Prior to each meeting of the Board of Directors, opportunities are created for the management executives of the Corporate Staff Section and Business Groups to provide explanatory summaries of the agenda items for which they are responsible to Independent Directors and Independent Audit & Supervisory Board Members in order to facilitate substantive deliberations at the meetings. The sessions are also utilized to appropriately share timely information that helps enhance deliberations. The Support Offices also provide an orientation to newly appointed Independent Directors, as well as ongoing opportunities to increase their understanding of the businesses and strategies of MC, including annual site visits to business subsidiaries and affiliates and opportunities for dialogue with the management, the General Managers of Corporate Staff Section, Business Group CEOs and Business Division COOs, and small group discussions with Executive Vice Presidents and dialogues with mid-level and young employees.

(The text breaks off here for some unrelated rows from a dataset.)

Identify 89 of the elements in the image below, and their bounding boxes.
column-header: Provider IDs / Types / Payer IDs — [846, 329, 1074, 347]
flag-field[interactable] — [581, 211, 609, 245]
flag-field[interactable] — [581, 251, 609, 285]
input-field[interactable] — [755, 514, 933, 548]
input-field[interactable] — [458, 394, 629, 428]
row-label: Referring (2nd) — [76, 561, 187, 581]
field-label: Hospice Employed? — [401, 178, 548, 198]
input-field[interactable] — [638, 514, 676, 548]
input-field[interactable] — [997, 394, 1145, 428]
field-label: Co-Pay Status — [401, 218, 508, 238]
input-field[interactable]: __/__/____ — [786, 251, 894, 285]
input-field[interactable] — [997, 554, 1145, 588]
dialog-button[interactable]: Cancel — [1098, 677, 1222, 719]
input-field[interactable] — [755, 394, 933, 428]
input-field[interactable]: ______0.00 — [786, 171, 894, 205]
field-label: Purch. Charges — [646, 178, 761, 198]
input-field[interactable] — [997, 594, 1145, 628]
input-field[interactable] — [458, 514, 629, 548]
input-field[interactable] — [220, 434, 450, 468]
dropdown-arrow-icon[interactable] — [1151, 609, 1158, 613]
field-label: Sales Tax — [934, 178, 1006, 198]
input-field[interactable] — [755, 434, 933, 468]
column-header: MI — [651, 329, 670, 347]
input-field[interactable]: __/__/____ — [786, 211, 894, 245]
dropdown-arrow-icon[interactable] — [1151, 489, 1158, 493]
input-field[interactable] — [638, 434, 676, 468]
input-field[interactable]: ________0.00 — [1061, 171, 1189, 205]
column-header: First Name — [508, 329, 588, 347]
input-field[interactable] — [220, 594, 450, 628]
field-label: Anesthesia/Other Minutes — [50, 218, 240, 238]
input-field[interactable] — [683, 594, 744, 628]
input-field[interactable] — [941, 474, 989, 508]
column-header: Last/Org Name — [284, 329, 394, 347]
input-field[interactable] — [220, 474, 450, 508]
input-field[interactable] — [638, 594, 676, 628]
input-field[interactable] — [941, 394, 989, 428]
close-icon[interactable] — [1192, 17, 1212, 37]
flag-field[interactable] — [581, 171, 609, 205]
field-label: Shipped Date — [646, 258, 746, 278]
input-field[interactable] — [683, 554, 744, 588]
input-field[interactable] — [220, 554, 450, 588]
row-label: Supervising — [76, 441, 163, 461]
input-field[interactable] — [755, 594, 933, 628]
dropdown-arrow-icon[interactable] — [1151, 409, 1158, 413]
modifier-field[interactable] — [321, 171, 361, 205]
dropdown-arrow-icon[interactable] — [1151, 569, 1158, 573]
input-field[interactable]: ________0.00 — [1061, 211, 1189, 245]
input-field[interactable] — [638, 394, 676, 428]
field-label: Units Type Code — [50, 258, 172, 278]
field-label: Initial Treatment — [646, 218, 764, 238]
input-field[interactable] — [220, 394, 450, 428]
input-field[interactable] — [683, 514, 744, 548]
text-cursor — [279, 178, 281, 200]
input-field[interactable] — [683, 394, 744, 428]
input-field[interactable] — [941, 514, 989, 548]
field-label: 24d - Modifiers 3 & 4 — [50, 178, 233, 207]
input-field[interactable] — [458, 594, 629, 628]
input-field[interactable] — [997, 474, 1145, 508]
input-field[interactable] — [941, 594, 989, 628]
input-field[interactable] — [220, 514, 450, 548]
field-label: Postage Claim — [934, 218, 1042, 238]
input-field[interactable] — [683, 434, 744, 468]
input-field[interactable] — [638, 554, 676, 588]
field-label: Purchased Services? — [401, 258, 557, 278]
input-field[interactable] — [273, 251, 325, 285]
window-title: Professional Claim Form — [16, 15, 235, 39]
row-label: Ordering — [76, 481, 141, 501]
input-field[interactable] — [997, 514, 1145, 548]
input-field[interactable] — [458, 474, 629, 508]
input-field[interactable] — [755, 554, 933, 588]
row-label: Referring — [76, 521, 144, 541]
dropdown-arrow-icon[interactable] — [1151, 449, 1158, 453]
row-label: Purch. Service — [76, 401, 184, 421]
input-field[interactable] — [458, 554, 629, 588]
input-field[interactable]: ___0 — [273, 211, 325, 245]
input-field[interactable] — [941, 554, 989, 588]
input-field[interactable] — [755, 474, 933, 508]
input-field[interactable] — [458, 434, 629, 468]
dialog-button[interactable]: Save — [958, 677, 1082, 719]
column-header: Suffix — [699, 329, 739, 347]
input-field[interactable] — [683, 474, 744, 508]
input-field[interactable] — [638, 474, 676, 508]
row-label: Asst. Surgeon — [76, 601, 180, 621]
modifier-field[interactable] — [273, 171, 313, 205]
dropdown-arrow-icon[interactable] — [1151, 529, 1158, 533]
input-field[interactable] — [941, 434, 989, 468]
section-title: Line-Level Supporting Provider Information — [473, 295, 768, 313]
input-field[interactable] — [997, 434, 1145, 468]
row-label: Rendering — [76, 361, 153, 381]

For the purpose of enhancing the monitoring function of the Board of Directors, MC has established the following three committees, Corporate Governance and Nomination Committee, Compensation Committee, and International Advisory Committee, consisting mainly of members who are independent and outside members, as advisory bodies to the Board of Directors. Each committee shall deliberate based on the opinions and advice of outside members.
- For the purpose of strengthening corporate governance on an ongoing basis, enhancing the objectivity and transparency of the nomination process undertaken by the Board of Directors, and ensuring the fairness of this process, the Corporate Governance and Nomination Committee shall deliberate and monitor the basic framework and fundamental policy of corporate governance, the matters about the appointment and dismissal of Directors, and the matters about the nomination etc.
During the Successor Selection Process, careful deliberation is carried out by the advisory body, and after several exchanges of opinions with Independent Directors outside of the Committee, the President and CEO are selected. - For the purpose of enhancing the objectivity and transparency of the policy for setting Directors’ and Executive Officers’ remuneration and the remuneration amount, both determined by the Board of Directors, and ensuring fairness throughout the determination process, the Compensation Committee shall deliberate, monitor and/or determine the fundamental policy for the remuneration for the Directors and Executive Officers, evaluation of sustainability factors tied into Executive Officers’ remuneration, and evaluation of the President and CEO’s performance.
- For the purpose of establishing a system that reflects the opinions of each stakeholder in our management and, to this end, enables the Board of Directors to incorporate international and external diverse perspectives into its deliberations, the International Advisory Committee shall provide recommendations and advice to the Board of Directors from an international standpoint.